Crítica - Besouro Azul (Blue Beetle, 2023)
O verdadeiro Besouro Azul é a família que fazemos no caminho.
Primeiro de tudo, gostaria de iniciar o texto dizendo que se você aí do outro lado da tela me segue tem algum tempo, sabe que eu sou DCnauta fanático e adoro a DC ao ponto de escrever meus próprios filmes com os personagens da empresa, só que como fã, também há aquela hora de assumir a responsabilidade de dizer "chega!", porque de veio a ideia de filmar um negócio desses nesse momento? Pois a DC é uma marca que não se estabeleceu no cinema com o universo compartilhado, muito pelo contrário: virou chacota. A DC tem uma mania de achar que é a Marvel, que pode fazer filme de qualquer personagem que vai dar certo, mas não é assim que funciona e eu vou dar uma breve e sucinta explicação do porquê funciona na rival e não aqui: o MCU é uma marca estabelecida, que construiu bons filmes, bom marketing, conseguiu se vender pela qualidade de seus longas e faz tempos que consegue pôr hype e expectativa em troços como Guardiões da Galáxia, Capitã Marvel, Shang-Chi e outros que eram meros desconhecidos fora da bolha dos quadrinhos. A DC é justamente o contrário, conseguiu falhar com seus maiores heróis, fazendo com que uma obra que envolvesse Batman, Superman, Mulher Maravilha, Flash, Aquaman e Ciborgue se tornasse uma piada de mau gosto, tirou o Shazam para bosta no início desse ano, mal conseguiu vender o Flash que foi um dos heróis mais populares da última década graças a série de televisão, não tem capacidade nem coragem de fazer uma nova história do Lanterna Verde no audiovisual, mas decide pôr fichas para lançar o Besouro Azul nos cinemas.

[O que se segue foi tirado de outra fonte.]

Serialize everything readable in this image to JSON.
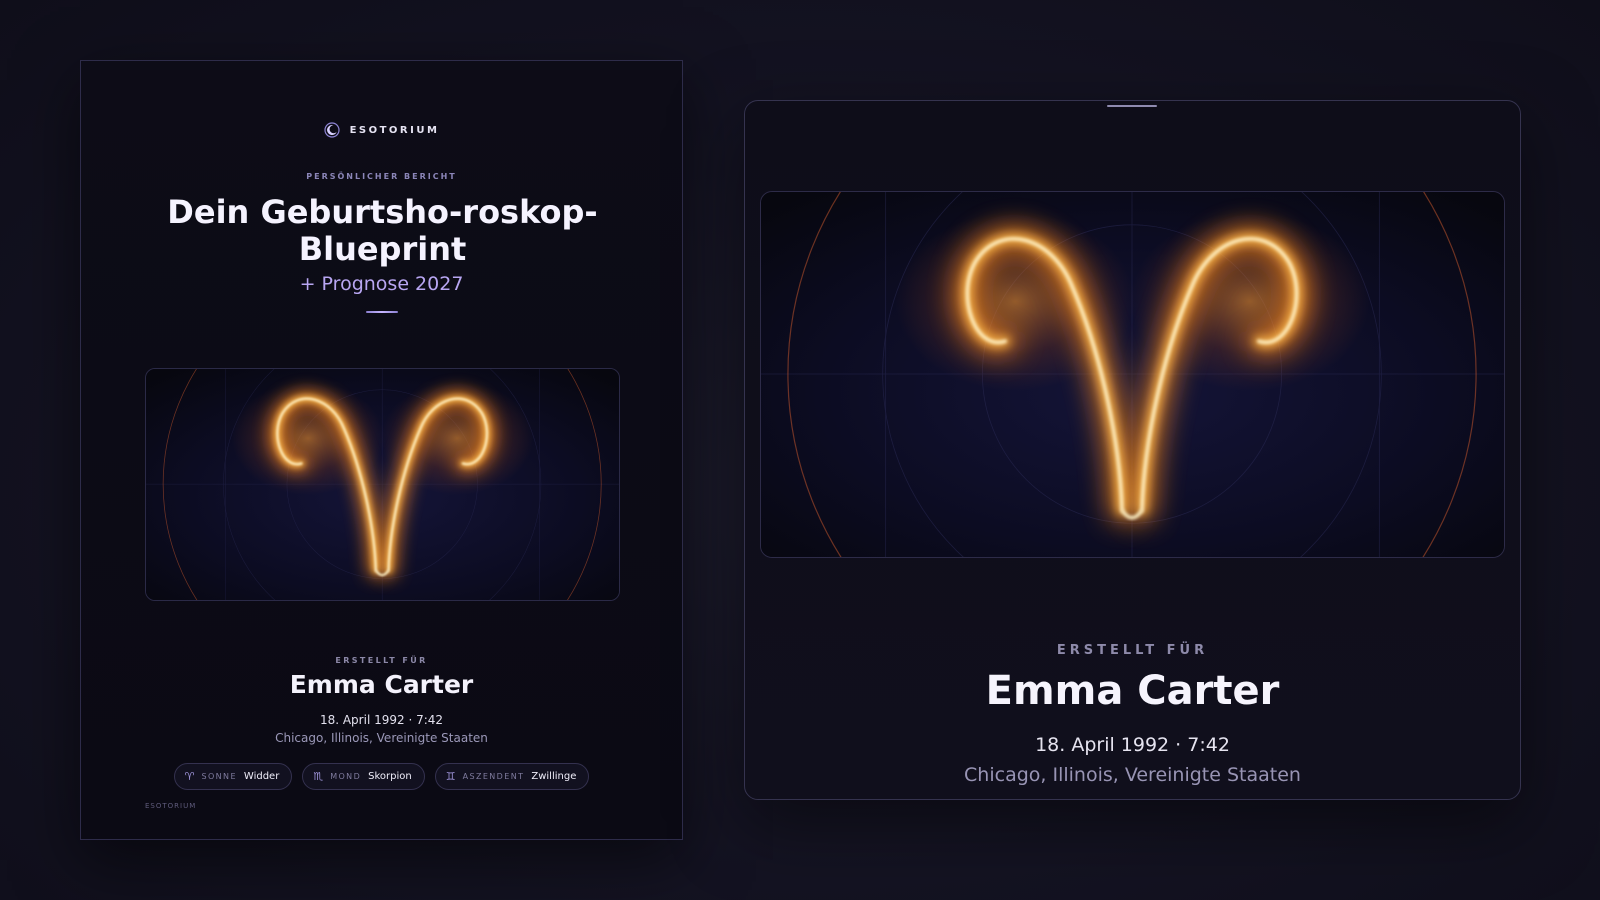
{
  "cover": {
    "brand": "ESOTORIUM",
    "eyebrow": "PERSÖNLICHER BERICHT",
    "title": "Dein Geburtsho-roskop-Blueprint",
    "subtitle": "+ Prognose 2027",
    "made_for_label": "ERSTELLT FÜR",
    "name": "Emma Carter",
    "birth_date": "18. April 1992 · 7:42",
    "birth_place": "Chicago, Illinois, Vereinigte Staaten",
    "placements": [
      {
        "icon": "aries-glyph-icon",
        "glyph": "♈",
        "label": "SONNE",
        "value": "Widder"
      },
      {
        "icon": "scorpio-glyph-icon",
        "glyph": "♏",
        "label": "MOND",
        "value": "Skorpion"
      },
      {
        "icon": "gemini-glyph-icon",
        "glyph": "♊",
        "label": "ASZENDENT",
        "value": "Zwillinge"
      }
    ],
    "footer_brand": "ESOTORIUM",
    "illustration": "glowing-aries-symbol"
  },
  "preview": {
    "illustration": "glowing-aries-symbol",
    "made_for_label": "ERSTELLT FÜR",
    "name": "Emma Carter",
    "birth_date": "18. April 1992 · 7:42",
    "birth_place": "Chicago, Illinois, Vereinigte Staaten"
  },
  "colors": {
    "background": "#141322",
    "card": "#0d0c17",
    "accent_purple": "#b8a6f2",
    "glow_orange": "#ff9a2e",
    "glow_core": "#fff3c8"
  }
}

Parabéns, DC, você realmente merece todo esse fracasso que está levando nos últimos tempos, conseguindo alcançar com essa mediocridade o quarto fracasso de bilheteria consecutivo, tem que ser verdadeiramente muito incompetente para uma marca dessas.
O Besouro Azul é um herói de segunda, quase terceira prateleira da editora, já tendo o manto usado por Dan Garrett, Ted Kord e o mais reconhecido Jaime Reyes, cujo acompanhamos na obra. Acho exagero dizer que é um personagem desconhecido, pois ele apareceu no desenho "Justiça Jovem" (2011-2022) tendo uma demasiada importância na segunda temporada da série, apareceu uma vez lá em "Smallville" (2001-2011), também deu as caras nas animações do antigo universo animado compartilhado da DC, aparecendo em "Liga da Justiça vs. Jovens Titãs" (2016), "Jovens Titãs: O Contrato de Judas" (2017) e "Reino dos Superman" (2019), tendo bastante destaque nos dois primeiros. E por último, mas não menos importante (pelo contrário, o mais relevante), é um personagem jogável em "Injustice 2" (2017), inclusive você joga com ele no modo história, então o jogo praticamente te obriga a conhecê-lo (e é um excelente personagem no jogo, jogabilidade leve e versátil). Mas cara, um filme solo dele? Nos cinemas? Nesse momento? É, não dá para entender. Originalmente seria lançado na HBO Max, o que faria muito mais sentido e tiraria bem mais o peso da obra, mas por algum motivo acreditaram no projeto e promoveram o coitado achando que ia dar algum resultado, e ele teve, o problema é que foi negativo, fazendo meros U$45 milhões no fim de semana de estreia NO MUNDO TODO, é catastrófico, eu nunca vi algo tão fracassado quanto esse no universo de heróis, não desde o início da era de domínio do subgênero em 2008, ao menos. Mas será que esse péssimo resultado se reflete na qualidade do longa? Ou foi injustiçado?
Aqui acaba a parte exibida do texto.